Qualcomm produces a custom, heavily modified version of Google Android that is designed to run on their chipsets. This can vary greatly from different versions of chipsets as well. From there, Flock modifies the Qualcomm version of Android even further for our specific device use cases, stripping out much of the functionality of the Android operating system used on mobile devices. A great example is SMS text messages; this capability is entirely nonexistent as it is unnecessary and unneeded code in an LPR camera. 

Flock has never used Android Things, in any product.

Flock will continue to use and support our custom version of the Qualcomm Android operating system. We will continue to backport any necessary security patches, as required under our agreements with all customers. Those software updates will always be free of charge and happen automatically through Over-The-Air updates (OTA).

*Backporting is the process by which a vendor stops producing updates for a piece of software, and companies still using that software write their own patches. 

Does Flock have qualified third-party attestations of its cybersecurity? 

Yes, Flock has qualified third-party attestations of its cybersecurity. What you should also expect from your vendors is continuous audits by qualified, third-party firms. Flock takes this seriously and goes far beyond surface-level audits.

All of our audits are accessible to all of our customers on our Trust Center.

Flock maintains the following standards:

• SOC2 Type II, this is an opinion-based audit, not a certification. This is the bare minimum.
• Flock maintains several certifications:
  
  • ISO 27001, Data Security
  • ISO 27701, Data Privacy
  • ISO 27017, Cloud Security
  • ISO 27018, Privacy
  • ISO 42001, AI
• Flock maintains standards for our Law Enforcement customers:
  
  • CJIS Insights
  • CJIS ACE
  • FedRAMP 20x
• NDAA Compliant
  ‍

Flock also partners with our numerous customers to support their own independent security assessments of our products.

If you are an existing customer and interested in conducting your own authorized security assessment of our products, please reach out to your customer service representative.

Conclusion: Flock will continue to lead the industry in cybersecurity. 

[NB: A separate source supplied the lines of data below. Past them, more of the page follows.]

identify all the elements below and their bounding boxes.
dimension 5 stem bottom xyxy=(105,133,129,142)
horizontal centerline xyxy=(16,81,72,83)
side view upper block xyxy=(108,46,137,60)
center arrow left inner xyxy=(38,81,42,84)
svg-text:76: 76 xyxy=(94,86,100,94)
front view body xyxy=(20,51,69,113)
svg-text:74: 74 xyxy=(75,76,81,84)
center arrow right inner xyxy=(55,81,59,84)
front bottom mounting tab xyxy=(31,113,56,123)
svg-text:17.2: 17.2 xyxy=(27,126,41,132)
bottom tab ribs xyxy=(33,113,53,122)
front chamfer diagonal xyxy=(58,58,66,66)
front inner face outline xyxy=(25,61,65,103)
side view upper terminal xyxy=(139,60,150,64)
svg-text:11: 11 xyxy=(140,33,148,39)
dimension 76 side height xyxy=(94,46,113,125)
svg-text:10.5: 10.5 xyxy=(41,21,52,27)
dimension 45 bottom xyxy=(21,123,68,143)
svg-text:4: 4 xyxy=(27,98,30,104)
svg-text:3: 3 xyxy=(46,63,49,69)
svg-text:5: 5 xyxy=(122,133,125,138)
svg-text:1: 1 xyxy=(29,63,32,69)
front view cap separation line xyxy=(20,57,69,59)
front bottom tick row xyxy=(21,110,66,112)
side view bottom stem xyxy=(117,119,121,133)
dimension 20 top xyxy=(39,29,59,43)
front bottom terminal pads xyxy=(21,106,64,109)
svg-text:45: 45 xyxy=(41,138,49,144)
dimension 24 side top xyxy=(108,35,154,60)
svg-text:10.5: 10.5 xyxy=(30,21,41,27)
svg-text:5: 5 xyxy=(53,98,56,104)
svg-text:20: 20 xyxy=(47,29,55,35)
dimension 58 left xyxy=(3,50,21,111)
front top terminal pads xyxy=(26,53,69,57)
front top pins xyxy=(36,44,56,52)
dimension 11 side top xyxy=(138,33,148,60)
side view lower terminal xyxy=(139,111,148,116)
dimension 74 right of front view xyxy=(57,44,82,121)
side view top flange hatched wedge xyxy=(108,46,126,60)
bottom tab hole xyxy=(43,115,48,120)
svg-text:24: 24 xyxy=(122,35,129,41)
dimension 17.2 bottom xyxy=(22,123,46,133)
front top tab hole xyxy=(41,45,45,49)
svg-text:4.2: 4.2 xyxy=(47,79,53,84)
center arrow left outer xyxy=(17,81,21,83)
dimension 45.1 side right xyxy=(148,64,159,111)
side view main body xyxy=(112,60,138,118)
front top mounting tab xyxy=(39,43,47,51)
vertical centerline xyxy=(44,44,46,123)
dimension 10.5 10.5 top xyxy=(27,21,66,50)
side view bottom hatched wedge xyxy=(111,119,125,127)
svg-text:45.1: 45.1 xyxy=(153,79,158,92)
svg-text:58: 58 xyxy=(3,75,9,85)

Cybersecurity is never done. It is a constant practice. I can’t promise that new vulnerabilities won’t be discovered, and I can’t promise that we can’t be breached; no company or CISO can promise that. If they do, run for the hills.

What I can promise is that Flock will continue to invest in the cybersecurity of our products and company and put our customers and their data above all else. I can promise we will continue to attempt to drive the risk of threats as close to zero as possible and be ready to respond in the event of a security issue.